Something like that has to be the meaning of the man with no wedding robe. All
of the other guests ~ good and bad alike ~ had cheerfully accepted the garments
that transformed them into decent guests for the King. They accepted the grace
that precedes and follows. But this other one must have figured that he didn’t
need it. He thought he was ok on his own: that he deserved to
come to the Banquet by his own merit. He had the illusion that there was
nothing about him that needed to be
transformed or uplifted. Like those who had better things to do, he really
didn’t VALUE the banquet all that much. It was no more than his due, in his own
deluded opinion.
Those of us who are habitual banqueters have to watch out for this presumption,
which can creep up on us. Because in the end, self-satisfied people are
speechless and paralyzed, when we encounter the King. There is actually NO WAY
in which a self-sufficient, self-satisfied person CAN participate. He has no
words of thanks to say. In his own opinion, he already “lacks nothing”. What
need has he for the LORD as
his Shepherd? And so the LORD CANNOT
prepare a table before him in the presence of his enemies or anoint his head
with oil or cause his cup to run over. And he has no tears to wipe away:
nothing to thank anybody for.
The Messianic Feast of vintage wine on Mt. Zion is a prophecy of the Holy
Eucharist. The Holy Eucharist, in turn, is a mystical representation of the
Kingdom of God, which is the subject of the parable. That is why we enact the
Holy Eucharist with as much royal splendor as we can manage, even in the most
humble of circumstances. It is our formal “thank-you” -eucaristw ~
creation’s Great Thanksgiving. All that is required is a thankful heart. Not an
emotion of thankfulness, but the WILL to give thanks, the SPIRIT of
thankfulness. And the King provides that, too: what the Collect calls the GRACE
that precedes and follows. That is the indispensable wedding garment. Gratitude
– genuine gratitude – is the necessary Wedding Garment.
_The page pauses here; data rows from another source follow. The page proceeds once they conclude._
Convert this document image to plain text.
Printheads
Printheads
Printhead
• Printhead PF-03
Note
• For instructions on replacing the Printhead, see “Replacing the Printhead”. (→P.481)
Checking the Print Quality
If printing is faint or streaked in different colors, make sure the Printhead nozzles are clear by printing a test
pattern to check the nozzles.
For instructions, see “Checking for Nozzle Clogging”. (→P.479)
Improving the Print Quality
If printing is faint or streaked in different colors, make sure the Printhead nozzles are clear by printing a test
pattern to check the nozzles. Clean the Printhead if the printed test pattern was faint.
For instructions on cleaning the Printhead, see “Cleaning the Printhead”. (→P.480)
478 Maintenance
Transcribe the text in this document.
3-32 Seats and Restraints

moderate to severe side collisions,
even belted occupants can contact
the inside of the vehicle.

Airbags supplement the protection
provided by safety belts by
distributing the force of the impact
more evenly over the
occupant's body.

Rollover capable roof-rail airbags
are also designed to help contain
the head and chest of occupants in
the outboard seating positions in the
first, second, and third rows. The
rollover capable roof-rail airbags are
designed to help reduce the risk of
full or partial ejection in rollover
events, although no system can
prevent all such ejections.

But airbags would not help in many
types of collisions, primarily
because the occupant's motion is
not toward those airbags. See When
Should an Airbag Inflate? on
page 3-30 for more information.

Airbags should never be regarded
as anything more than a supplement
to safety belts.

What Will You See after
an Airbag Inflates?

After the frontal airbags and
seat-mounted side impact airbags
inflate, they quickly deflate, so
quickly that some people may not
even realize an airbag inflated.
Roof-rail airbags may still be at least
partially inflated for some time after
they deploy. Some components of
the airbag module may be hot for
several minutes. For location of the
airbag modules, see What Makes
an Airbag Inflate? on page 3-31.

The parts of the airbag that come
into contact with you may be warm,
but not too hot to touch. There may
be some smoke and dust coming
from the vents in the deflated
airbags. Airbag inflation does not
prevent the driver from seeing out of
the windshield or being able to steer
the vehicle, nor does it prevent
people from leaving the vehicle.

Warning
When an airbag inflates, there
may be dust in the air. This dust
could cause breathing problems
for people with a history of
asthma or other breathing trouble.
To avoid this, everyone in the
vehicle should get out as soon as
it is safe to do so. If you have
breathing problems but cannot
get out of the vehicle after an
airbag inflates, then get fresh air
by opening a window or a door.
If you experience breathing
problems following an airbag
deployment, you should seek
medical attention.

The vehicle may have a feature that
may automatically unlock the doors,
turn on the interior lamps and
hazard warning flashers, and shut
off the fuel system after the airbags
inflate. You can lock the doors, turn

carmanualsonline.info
Traditionally, the Upper Room of the Last Supper has always been
located on the mountain of Isaiah’s prophecy, Mt. Zion, in the part of the Old
City of Jerusalem called the City of David. A few block across the same height
of land is the place, then outside the walls, called Golgotha, where the
prophet’s words came true: where the Lord God of Hosts, stripped of all His own
garments, took away the disgrace from all the earth, wrapped us with the
wedding robe, and swallowed up death forever.